Currently in Israel, in the debate relating to the borders of Israel, "Greater Israel" is generally used to refer to the territory of the State of Israel and the Palestinian territories, the combined territory of the former Mandatory Palestine without Trans-Jordan (already separated from Palestine by the British in the early 1920s). However, because of the controversial nature of the term, the term Land of Israel is often used instead.[citation needed]
In March 2023, the Israeli Finance Minister Bezalel Smotrich, leader of the far-right National Religious Party–Religious Zionism, spoke at a Paris memorial behind a podium featuring a 'Greater Israel' map including Trans-Jordan.
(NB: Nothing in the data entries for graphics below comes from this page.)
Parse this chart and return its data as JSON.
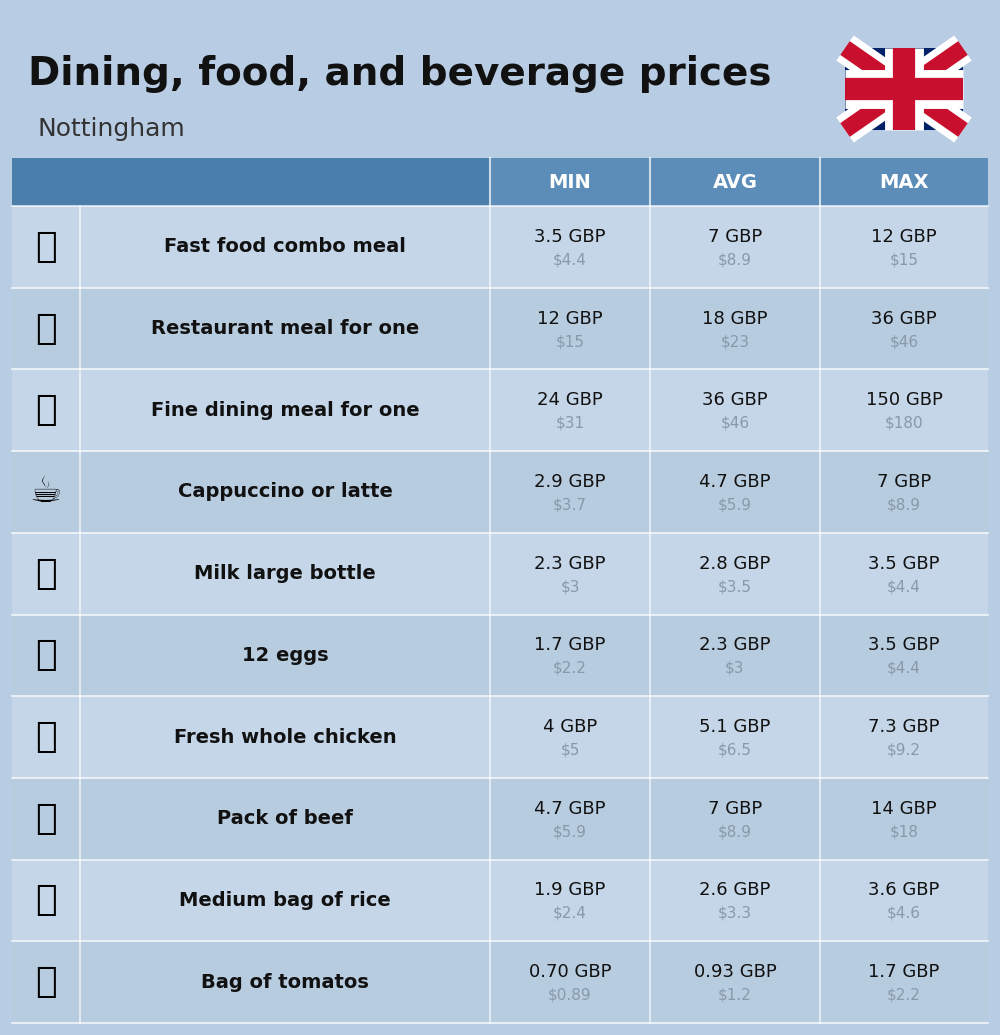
{
  "title": "Dining, food, and beverage prices",
  "subtitle": "Nottingham",
  "background_color": "#b8cce4",
  "header_color": "#5b8db8",
  "header_left_color": "#4a7eab",
  "row_color_even": "#c5d6e8",
  "row_color_odd": "#b8cce0",
  "header_text_color": "#ffffff",
  "cell_text_color": "#111111",
  "sub_text_color": "#8899aa",
  "label_fontsize": 14,
  "value_fontsize": 13,
  "sub_fontsize": 11,
  "header_fontsize": 14,
  "title_fontsize": 28,
  "subtitle_fontsize": 18,
  "columns": [
    "MIN",
    "AVG",
    "MAX"
  ],
  "rows": [
    {
      "label": "Fast food combo meal",
      "icon": "🍔",
      "min_gbp": "3.5 GBP",
      "min_usd": "$4.4",
      "avg_gbp": "7 GBP",
      "avg_usd": "$8.9",
      "max_gbp": "12 GBP",
      "max_usd": "$15"
    },
    {
      "label": "Restaurant meal for one",
      "icon": "🍳",
      "min_gbp": "12 GBP",
      "min_usd": "$15",
      "avg_gbp": "18 GBP",
      "avg_usd": "$23",
      "max_gbp": "36 GBP",
      "max_usd": "$46"
    },
    {
      "label": "Fine dining meal for one",
      "icon": "🍽",
      "min_gbp": "24 GBP",
      "min_usd": "$31",
      "avg_gbp": "36 GBP",
      "avg_usd": "$46",
      "max_gbp": "150 GBP",
      "max_usd": "$180"
    },
    {
      "label": "Cappuccino or latte",
      "icon": "☕",
      "min_gbp": "2.9 GBP",
      "min_usd": "$3.7",
      "avg_gbp": "4.7 GBP",
      "avg_usd": "$5.9",
      "max_gbp": "7 GBP",
      "max_usd": "$8.9"
    },
    {
      "label": "Milk large bottle",
      "icon": "🥛",
      "min_gbp": "2.3 GBP",
      "min_usd": "$3",
      "avg_gbp": "2.8 GBP",
      "avg_usd": "$3.5",
      "max_gbp": "3.5 GBP",
      "max_usd": "$4.4"
    },
    {
      "label": "12 eggs",
      "icon": "🥚",
      "min_gbp": "1.7 GBP",
      "min_usd": "$2.2",
      "avg_gbp": "2.3 GBP",
      "avg_usd": "$3",
      "max_gbp": "3.5 GBP",
      "max_usd": "$4.4"
    },
    {
      "label": "Fresh whole chicken",
      "icon": "🐔",
      "min_gbp": "4 GBP",
      "min_usd": "$5",
      "avg_gbp": "5.1 GBP",
      "avg_usd": "$6.5",
      "max_gbp": "7.3 GBP",
      "max_usd": "$9.2"
    },
    {
      "label": "Pack of beef",
      "icon": "🥩",
      "min_gbp": "4.7 GBP",
      "min_usd": "$5.9",
      "avg_gbp": "7 GBP",
      "avg_usd": "$8.9",
      "max_gbp": "14 GBP",
      "max_usd": "$18"
    },
    {
      "label": "Medium bag of rice",
      "icon": "🍚",
      "min_gbp": "1.9 GBP",
      "min_usd": "$2.4",
      "avg_gbp": "2.6 GBP",
      "avg_usd": "$3.3",
      "max_gbp": "3.6 GBP",
      "max_usd": "$4.6"
    },
    {
      "label": "Bag of tomatos",
      "icon": "🍅",
      "min_gbp": "0.70 GBP",
      "min_usd": "$0.89",
      "avg_gbp": "0.93 GBP",
      "avg_usd": "$1.2",
      "max_gbp": "1.7 GBP",
      "max_usd": "$2.2"
    }
  ]
}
This speech has led to tensions with Jordan, while his spokesperson attributed the symbol's presence to the organizers of the event, which was dedicated to a man connected to the Irgun (see above for Irgun emblem). In response to the diplomatic controversy, Israel's Foreign Ministry stated that Israel adheres to the 1994 peace treaty and respects Jordan's sovereignty.[21][22]
Hillel Weiss, a professor at Bar-Ilan University, has promoted the "necessity" of rebuilding the Temple and of Jewish rule over Greater Israel.[23][24][25]
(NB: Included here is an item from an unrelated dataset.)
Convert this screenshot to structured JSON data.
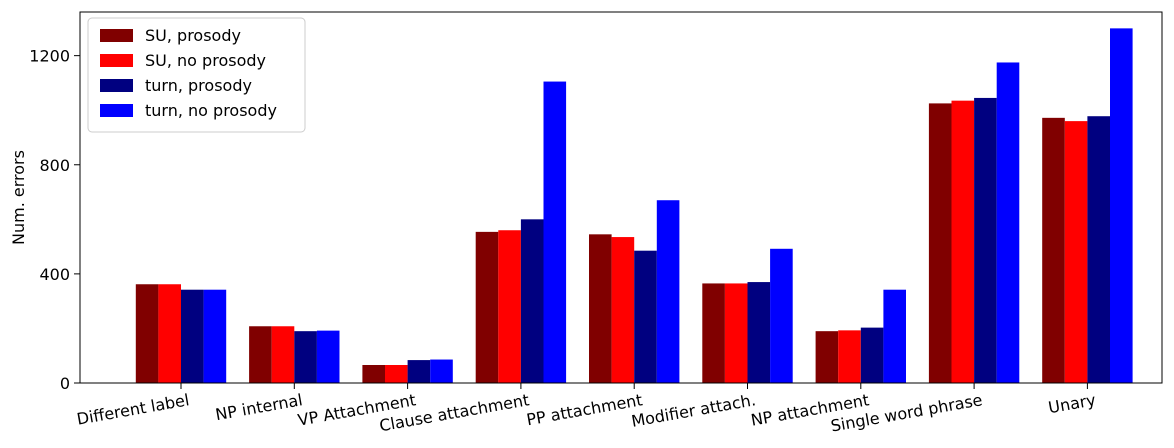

Zionists, and the State of Israel, have been accused of plotting to expand Israel from the Nile to the Euphrates. This so-called 10 agorot controversy is named after the Israeli coin[26] brandished by PLO chairman Yasser Arafat in 1988 as evidence for this accusation. The Bank of Israel denies this conspiracy theory since the coin is a replica of a historical coin dating from 37 to 40 BCE and the alleged "map" is actually the irregular shape of the ancient coin.[27]
Conspiracy theorists have suggested the blue strips of the Israeli flag represent the Nile and Euphrates as the boundaries of Eretz Isra'el as promised to the Jews by God according to religious scripture.[28] This claim was at a time made by Yasser Arafat,[29] Iran and Hamas.[30] However, Danny Rubinstein points out that "Arafat ... added, in interviews that he gave in the past, that the two blue stripes on the Israeli flag represent the Nile and the Euphrates. ... No Israeli, even those who demonstrate understanding for Palestinian distress, will accept the ... nonsense about the blue stripes on the flag, which was designed according to the colours of the traditional tallit (prayer shawl) ..."[31]
In fact, the coin contains no map; the outline behind the menorah traces the shape of the surviving Hasmonean coin.